The Forestry Ministry awarded a ROI license to restore 86,450 hectares of former timber concession area in East Kutai district, East Kalimantan, to be the new home for rehabilitated orangutans.

“We target the gradual release to start in April 2011 at the latest,” chairman of Borneo Orangutan Survival Foundation (BOSF) Togu Manurung told The Jakarta Post.

There are currently 226 orangutans held in captivity in the BOSF rehabilitation center in East Kalimantan. The BOSF set up ROI when the government allowed only the company to propose permits for ecosystem restoration projects.

He said that the new area was located 750 meters above sea level and well-stocked with tree species to provide shelter and food for wild orangutans.

The BOSF also rehabilitated some 612 orangutans in its Central Kalimantan center.

Togu said the release of orangutans in Central Kalimantan was expected to start from November in cooperation with timber company of PT Akhates Plywood.
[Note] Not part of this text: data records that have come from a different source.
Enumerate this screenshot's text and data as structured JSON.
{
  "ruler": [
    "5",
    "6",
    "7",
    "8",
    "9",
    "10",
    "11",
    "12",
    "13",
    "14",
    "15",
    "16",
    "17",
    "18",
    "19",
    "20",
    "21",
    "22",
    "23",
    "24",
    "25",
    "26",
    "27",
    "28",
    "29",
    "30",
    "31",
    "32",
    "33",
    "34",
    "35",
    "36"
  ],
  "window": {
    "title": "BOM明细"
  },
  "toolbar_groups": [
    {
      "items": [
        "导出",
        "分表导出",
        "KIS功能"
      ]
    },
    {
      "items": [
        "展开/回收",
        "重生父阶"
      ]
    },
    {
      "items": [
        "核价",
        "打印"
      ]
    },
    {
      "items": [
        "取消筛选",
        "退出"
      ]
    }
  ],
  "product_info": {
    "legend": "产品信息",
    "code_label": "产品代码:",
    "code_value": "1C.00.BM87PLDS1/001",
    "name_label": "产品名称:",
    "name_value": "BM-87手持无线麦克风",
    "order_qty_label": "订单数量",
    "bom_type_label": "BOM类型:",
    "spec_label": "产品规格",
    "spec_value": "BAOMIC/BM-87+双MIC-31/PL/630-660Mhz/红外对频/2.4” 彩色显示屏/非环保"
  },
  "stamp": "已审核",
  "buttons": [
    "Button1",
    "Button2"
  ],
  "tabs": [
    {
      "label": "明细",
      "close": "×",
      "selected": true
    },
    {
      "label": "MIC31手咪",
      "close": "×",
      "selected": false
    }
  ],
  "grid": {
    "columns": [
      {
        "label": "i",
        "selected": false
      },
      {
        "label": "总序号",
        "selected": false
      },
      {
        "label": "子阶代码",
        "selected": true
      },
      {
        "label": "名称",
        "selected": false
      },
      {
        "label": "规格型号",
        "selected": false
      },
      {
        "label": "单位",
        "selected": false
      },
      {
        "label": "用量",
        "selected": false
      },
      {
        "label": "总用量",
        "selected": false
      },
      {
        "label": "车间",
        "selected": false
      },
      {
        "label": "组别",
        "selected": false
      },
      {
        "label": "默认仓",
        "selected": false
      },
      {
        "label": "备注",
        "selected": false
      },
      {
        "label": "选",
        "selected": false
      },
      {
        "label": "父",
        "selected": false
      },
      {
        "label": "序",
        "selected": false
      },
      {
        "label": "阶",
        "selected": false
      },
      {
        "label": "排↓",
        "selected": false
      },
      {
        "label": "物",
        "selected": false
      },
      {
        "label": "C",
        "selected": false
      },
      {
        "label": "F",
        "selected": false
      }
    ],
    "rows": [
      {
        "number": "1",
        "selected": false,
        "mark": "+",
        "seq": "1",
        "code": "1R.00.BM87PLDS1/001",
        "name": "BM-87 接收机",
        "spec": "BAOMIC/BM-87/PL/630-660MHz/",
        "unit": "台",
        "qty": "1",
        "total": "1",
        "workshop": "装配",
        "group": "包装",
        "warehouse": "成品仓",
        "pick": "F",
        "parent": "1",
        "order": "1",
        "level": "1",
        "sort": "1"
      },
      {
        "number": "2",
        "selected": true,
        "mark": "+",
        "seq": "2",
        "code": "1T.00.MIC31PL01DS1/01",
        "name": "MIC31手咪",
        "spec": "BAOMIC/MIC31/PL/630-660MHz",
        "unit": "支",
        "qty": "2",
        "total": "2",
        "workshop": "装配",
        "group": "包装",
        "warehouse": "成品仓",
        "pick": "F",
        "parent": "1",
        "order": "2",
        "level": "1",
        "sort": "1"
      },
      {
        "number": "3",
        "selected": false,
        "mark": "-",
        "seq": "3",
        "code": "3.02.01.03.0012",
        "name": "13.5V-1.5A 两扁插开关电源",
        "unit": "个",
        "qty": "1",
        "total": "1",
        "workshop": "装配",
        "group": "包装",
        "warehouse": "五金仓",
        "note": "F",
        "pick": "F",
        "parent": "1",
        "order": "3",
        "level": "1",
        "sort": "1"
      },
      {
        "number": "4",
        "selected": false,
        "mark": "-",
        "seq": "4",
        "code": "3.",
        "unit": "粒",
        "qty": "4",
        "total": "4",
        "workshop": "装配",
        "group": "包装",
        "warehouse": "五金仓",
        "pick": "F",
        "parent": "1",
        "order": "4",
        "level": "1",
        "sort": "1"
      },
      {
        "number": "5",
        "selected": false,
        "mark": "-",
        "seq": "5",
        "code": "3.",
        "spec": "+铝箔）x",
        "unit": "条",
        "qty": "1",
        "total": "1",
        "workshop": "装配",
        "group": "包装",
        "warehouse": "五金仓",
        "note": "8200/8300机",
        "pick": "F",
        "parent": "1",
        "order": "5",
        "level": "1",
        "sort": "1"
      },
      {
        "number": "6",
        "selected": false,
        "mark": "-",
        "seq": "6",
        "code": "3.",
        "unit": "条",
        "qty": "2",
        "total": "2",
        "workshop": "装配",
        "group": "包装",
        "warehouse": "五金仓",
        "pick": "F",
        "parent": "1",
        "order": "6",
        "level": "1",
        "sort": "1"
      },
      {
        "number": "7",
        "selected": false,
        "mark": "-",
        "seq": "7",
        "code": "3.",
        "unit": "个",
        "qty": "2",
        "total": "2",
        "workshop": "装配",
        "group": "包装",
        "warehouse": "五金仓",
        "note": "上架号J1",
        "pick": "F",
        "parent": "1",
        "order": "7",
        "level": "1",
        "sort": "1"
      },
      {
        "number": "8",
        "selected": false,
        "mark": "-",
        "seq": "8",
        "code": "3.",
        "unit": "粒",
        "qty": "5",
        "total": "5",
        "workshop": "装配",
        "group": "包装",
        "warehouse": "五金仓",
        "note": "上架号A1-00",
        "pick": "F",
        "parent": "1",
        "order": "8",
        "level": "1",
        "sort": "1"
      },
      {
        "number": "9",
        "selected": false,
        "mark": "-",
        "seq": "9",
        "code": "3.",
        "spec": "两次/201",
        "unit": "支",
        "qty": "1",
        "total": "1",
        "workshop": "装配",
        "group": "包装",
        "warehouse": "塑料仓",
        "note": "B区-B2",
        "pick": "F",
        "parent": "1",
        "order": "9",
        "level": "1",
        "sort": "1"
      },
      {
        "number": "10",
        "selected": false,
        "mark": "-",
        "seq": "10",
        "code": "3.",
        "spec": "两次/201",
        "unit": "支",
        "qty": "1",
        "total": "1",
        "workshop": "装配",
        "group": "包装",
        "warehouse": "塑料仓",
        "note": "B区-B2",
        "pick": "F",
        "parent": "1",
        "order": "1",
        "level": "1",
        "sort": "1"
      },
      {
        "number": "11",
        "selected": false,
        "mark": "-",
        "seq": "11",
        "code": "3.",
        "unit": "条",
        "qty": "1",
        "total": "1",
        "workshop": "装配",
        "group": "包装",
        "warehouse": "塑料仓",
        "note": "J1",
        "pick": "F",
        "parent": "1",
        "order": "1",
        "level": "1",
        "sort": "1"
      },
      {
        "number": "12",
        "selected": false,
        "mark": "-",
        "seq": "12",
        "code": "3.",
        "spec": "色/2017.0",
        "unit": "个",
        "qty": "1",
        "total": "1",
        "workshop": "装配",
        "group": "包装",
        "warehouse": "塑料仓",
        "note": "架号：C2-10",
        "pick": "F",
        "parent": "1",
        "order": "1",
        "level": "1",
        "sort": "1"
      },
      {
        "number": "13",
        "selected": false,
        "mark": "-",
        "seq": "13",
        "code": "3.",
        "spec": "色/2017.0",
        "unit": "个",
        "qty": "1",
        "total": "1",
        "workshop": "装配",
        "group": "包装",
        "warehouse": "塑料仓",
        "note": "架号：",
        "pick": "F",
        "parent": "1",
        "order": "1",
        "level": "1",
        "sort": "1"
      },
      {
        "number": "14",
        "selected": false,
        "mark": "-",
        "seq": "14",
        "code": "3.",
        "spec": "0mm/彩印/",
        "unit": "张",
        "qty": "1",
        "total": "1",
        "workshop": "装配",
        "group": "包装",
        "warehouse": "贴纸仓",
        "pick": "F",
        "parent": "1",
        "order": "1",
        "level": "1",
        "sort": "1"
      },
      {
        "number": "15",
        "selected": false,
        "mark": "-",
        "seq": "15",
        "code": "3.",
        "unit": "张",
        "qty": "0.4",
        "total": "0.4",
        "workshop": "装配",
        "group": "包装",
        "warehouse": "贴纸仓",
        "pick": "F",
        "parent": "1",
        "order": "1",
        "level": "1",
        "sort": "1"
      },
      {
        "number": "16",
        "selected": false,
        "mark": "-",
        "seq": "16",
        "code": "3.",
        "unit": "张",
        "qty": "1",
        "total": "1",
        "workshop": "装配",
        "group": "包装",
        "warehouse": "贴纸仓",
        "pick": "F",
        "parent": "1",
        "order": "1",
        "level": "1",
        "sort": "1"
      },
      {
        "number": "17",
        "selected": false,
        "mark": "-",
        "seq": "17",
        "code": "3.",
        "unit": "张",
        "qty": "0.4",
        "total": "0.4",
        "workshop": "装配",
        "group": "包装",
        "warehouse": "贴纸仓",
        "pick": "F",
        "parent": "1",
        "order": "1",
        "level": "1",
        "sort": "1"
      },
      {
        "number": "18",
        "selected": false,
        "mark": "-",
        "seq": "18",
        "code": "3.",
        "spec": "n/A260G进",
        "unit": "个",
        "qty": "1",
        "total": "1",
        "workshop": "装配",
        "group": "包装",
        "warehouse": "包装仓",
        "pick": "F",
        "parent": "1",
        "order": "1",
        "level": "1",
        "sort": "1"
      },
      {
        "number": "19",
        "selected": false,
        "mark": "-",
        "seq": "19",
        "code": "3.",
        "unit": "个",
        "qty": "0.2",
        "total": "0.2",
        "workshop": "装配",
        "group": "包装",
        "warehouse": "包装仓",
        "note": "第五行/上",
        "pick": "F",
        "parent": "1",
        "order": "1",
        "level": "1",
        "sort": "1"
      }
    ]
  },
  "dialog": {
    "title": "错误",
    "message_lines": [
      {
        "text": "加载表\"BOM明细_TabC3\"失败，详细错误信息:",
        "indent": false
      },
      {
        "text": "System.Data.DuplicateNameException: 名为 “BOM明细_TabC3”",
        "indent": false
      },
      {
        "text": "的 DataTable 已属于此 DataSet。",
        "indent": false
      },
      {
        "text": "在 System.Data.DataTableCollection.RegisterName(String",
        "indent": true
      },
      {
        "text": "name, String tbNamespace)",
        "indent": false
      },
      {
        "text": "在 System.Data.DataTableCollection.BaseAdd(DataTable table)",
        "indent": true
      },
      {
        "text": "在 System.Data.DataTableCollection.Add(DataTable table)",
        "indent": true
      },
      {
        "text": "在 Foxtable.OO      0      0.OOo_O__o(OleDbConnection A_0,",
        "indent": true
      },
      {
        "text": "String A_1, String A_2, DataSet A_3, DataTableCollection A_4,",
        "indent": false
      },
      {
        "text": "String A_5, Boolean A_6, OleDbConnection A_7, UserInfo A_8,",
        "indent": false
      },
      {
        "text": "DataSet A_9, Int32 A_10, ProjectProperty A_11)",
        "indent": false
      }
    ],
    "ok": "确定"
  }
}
“The plan is to return some 40 orangutans back to their habitat in the jungle by November, the forest fruit season,” he said.

The company currently proposed an additional area of some 23,000 hectares in East Kalimantan and 200,000 hectares in Central Kalimantan.

BOSF chairman of board of trustee, Bungaran Saragih asserted that ROI would not harvest trees in its concession areas.

“We are committed to protecting the orangutans. They need forests. They have been living in the rehabilitation centers for too long,” he told the Post on Saturday.

Bungaran, who was former forestry and agriculture minister, admitted the high costs to conserve orangutans, whose population sharply declined due to the expansion of oil palm plantations and mining sites, among others.

He said ROI would spend at least two years monitoring the daily activities of released orangutans in its new habitat to ensure that they could survive in the area.

“We should teach [orangutans] survival skills for the wild. Some have been in the rehabilitation center for about nine years,” he said.

The government pledged to release every orangutan into forests. In the last 35 years, about 50,000 orangutans have died due to deforestation and habitat loss, government data shows.

About 90 percent of orangutans live in Borneo and Sumatra. It is estimated there are 6,667 orangutans in Sumatra, mostly in the Leuser ecosystem, and 54,567 in Kalimantan, the Indonesian part of Borneo.

The remaining 10 percent are in Sabah and Sarawak, Malaysia. The International Union for the Conservation of Nature said the orangutan species native to Kalimantan was endangered. Orangutans in Sumatra are also critically endangered.